Cream the butter using an electric mixer. Add the sugar and cream again. Add the eggs one at a time, beating well with each addition. Now sieve the flour, baking powder, cocoa and salt together, and alternating with the milk gradually stir it into the cupcake batter. Equally divide the batter between the muffin cups and bake for 20-22 minutes. Remove the cupcakes from the oven, cool briefly in the trays, before transferring them to a wire rack to cool completely.
For the cream cheese frosting: When the cream cheese is at room temperature, cream the cream cheese with an electric mixer. Add the butter and beat until very creamy. Stir in the bourbon vanilla extract. Sieve the powdered sugar and slowly mix it in, until the frosting reaches the desired consistency (if you are making the monster cupcakes your frosting will need to be bit thicker). Now divide the icing into three equal amounts. To one third of the icing add the cocoa powder and mix until smooth. Dye another portion of icing using the food dye (we used green and blue for our monsters). Leave the last portion of icing as it is.
To make the eyes: Knead some of the fondant with your hands, so that it becomes more malleable. Roll the now soft fondant into small balls before gently flattening them. You will need twice as many eyes as cupcakes, so that each cupcake has a pair. To finish gently press a chocolate drop in the middle of each eye.
For the spider cupcakes: Cut the liqourice laces into 3cm long pieces. Pour the chocolate sprinkles into a bowl. Spread some chocolate frosting on each of the cupcakes. Now attach 8 liqourice legs to each cupcake, pressing them gently into the icing. Now dip each cupcake into the chocolate sprinkles. To finish place a pair of eyes on each cupcake.

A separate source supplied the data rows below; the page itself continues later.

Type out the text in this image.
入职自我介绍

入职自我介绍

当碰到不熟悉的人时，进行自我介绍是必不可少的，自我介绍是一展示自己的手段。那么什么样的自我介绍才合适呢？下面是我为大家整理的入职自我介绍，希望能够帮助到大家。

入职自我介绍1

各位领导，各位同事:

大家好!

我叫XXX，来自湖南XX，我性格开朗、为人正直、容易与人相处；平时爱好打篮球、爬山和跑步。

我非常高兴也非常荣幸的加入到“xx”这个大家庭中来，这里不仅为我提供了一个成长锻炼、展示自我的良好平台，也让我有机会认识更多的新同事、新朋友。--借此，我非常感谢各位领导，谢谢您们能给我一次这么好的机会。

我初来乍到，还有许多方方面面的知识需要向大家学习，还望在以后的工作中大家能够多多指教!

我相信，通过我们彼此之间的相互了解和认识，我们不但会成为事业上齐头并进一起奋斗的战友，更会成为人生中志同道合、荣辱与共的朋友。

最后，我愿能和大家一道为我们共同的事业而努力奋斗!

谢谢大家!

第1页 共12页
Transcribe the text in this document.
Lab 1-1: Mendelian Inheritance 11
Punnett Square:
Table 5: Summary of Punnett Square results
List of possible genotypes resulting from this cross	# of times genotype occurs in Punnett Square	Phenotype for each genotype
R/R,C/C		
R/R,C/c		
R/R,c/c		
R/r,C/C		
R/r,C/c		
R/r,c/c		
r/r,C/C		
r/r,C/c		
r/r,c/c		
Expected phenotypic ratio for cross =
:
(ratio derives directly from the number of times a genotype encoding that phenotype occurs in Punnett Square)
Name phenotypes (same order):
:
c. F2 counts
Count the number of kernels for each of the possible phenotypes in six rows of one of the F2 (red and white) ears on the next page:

For the mummies: Knead some more of the fondant with your hands, so it becomes more malleable. Roll the fondant out on a work surface that has been dusted with icing sugar. Now cut the fondant into thin strips. Spread some chocolate or vanilla cream cheese frosting onto the cupcakes. Now place the strips onto the cupcakes, so they look like a mummy. To finish place on the eyes.
For the monsters: Fill an icing bag (equipped with a small holed nozzle) with the coloured frosting and pipe onto each cupcake lots of little tuffs of icing. To finish place a pair of eyes onto each cupcake.
When you only want to make one kind of creature cupcake, you do not have to divide the icing into three portions. For the spiders simply mix in the cocoa powder and apply to cupcakes. You can use chocolate or vanilla frosting for the mummies. For the monsters simply dye the vanilla cream cheese frosting and pipe onto each cupcake.